As we seek to reconcile the scientific with the religious, they seem to come together most clearly in their demonstration of humans’ inherently flawed nature. While biological knowledge gives us insight into the mechanism by which violence and aggression are selected for within the human lineage, the Christian faith points us to another equally powerful and also uniquely human trait: our moral reasoning. Being a human created for a purpose by God enables us to name the good and the evil. We are empowered to call out the just and the unjust and consciously choose paths of righteousness while shunning the immoral. A chimpanzee acts in accordance with the nature it has developed without knowing of an alternative.

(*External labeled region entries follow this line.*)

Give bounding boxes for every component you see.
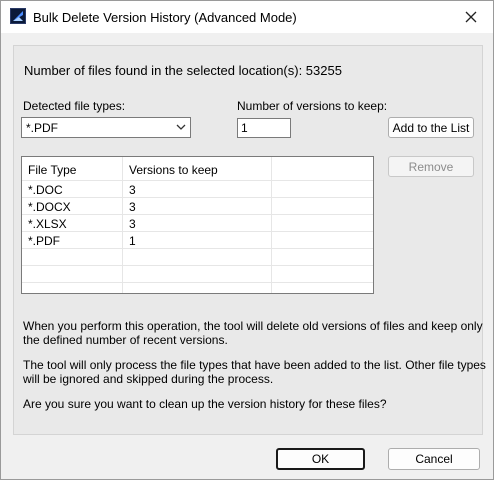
cell-file-type: *.DOC <box>28 183 63 197</box>
versions-to-keep-label: Number of versions to keep: <box>237 99 388 113</box>
file-type-table[interactable]: File Type Versions to keep *.DOC 3 *.DOC… <box>21 156 374 294</box>
table-header: File Type Versions to keep <box>22 157 373 181</box>
cell-file-type: *.XLSX <box>28 217 67 231</box>
table-row[interactable]: *.PDF 1 <box>22 232 373 249</box>
table-row[interactable]: *.DOCX 3 <box>22 198 373 215</box>
cell-versions: 3 <box>129 183 136 197</box>
info-text-operation-2: the defined number of recent versions. <box>23 333 228 347</box>
info-text-filetypes-1: The tool will only process the file type… <box>23 358 486 372</box>
detected-file-types-label: Detected file types: <box>23 99 126 113</box>
info-text-operation-1: When you perform this operation, the too… <box>23 319 483 333</box>
chevron-down-icon <box>176 124 186 130</box>
file-type-selected: *.PDF <box>26 121 59 135</box>
ok-button[interactable]: OK <box>276 448 365 470</box>
title-bar: Bulk Delete Version History (Advanced Mo… <box>1 1 493 33</box>
cell-versions: 3 <box>129 217 136 231</box>
versions-to-keep-input[interactable] <box>237 118 291 138</box>
table-row[interactable]: *.DOC 3 <box>22 181 373 198</box>
confirm-question-text: Are you sure you want to clean up the ve… <box>23 397 387 411</box>
table-row[interactable]: *.XLSX 3 <box>22 215 373 232</box>
app-icon <box>10 8 26 24</box>
table-row-empty <box>22 283 373 293</box>
cell-versions: 3 <box>129 200 136 214</box>
close-icon <box>465 11 477 23</box>
remove-button[interactable]: Remove <box>388 156 474 177</box>
files-found-text: Number of files found in the selected lo… <box>24 63 342 78</box>
add-to-list-button[interactable]: Add to the List <box>388 117 474 138</box>
cancel-button[interactable]: Cancel <box>388 448 480 470</box>
table-row-empty <box>22 266 373 283</box>
cell-file-type: *.DOCX <box>28 200 71 214</box>
cell-versions: 1 <box>129 234 136 248</box>
close-button[interactable] <box>449 1 493 33</box>
table-row-empty <box>22 249 373 266</box>
column-header-file-type: File Type <box>28 163 77 177</box>
cell-file-type: *.PDF <box>28 234 61 248</box>
dialog-window: Bulk Delete Version History (Advanced Mo… <box>0 0 494 480</box>
column-header-versions: Versions to keep <box>129 163 218 177</box>
info-text-filetypes-2: will be ignored and skipped during the p… <box>23 372 274 386</box>
window-title: Bulk Delete Version History (Advanced Mo… <box>33 10 297 25</box>
file-type-dropdown[interactable]: *.PDF <box>21 117 191 138</box>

Yet humans are empowered to rise above our inheritance and choose to do better, to be better. We are not the products of blind determinism but rather of rational agency. We were made in the functional image of God, but it is in our naming and pursuing of the good that we move beyond our function to embrace the wisdom that God has in store for us as moral agents in an otherwise flawed world.

For someone like me, forever straddling the line of religious faith and scientific fact, there is true comfort in this. In so many ways, the scientific worldview is one of strict material mechanisms. It answers the “how” of existence to considerable satisfaction while leaving much to be desired in its wrestling with the question of “why.” As I’ve grappled with the various sources I might turn to in pursuit of a “why,” a reason for my own existence, my faith is the one thing that has given me any inkling of true satisfaction. Through God I’m given function and purpose as his steward and image-bearer, a small but far from insignificant light in the day-to-day morass of injustices I can’t help but see around me. In reflecting my stewardship, I choose to love others as well and as deeply as I am able while naming the good and the just with every capacity that I’ve been given. That is our true inheritance, and our ultimate purpose.

 

[1] Wrangham, Richard W., and Dale Peterson. Demonic Males: Apes and the Origins of Human Violence. Boston: Houghton Mifflin, 1996. Print.

[2] Wrangham, Richard W., and Luke Glowacki. “Intergroup Aggression in Chimpanzees and War in Nomadic Hunter-Gatherers.” Human Nature 23.1 (2012): 5-29. Web.

[3] Enns, Peter, and Jared Byas. Genesis for Normal People: A Guide to the Most Controversial, Misunderstood, and Abused Book of the Bible. Englewood, CO: Patheos, 2012. Print.

[4] Walton, John H. The Lost World of Genesis One: Ancient Cosmology and the Origins Debate. Downers Grove, IL: IVP Academic, 2009. Print.

Hailey Reneau ’17 is a Human Evolutionary Biology concentrator in Pforzheimer House.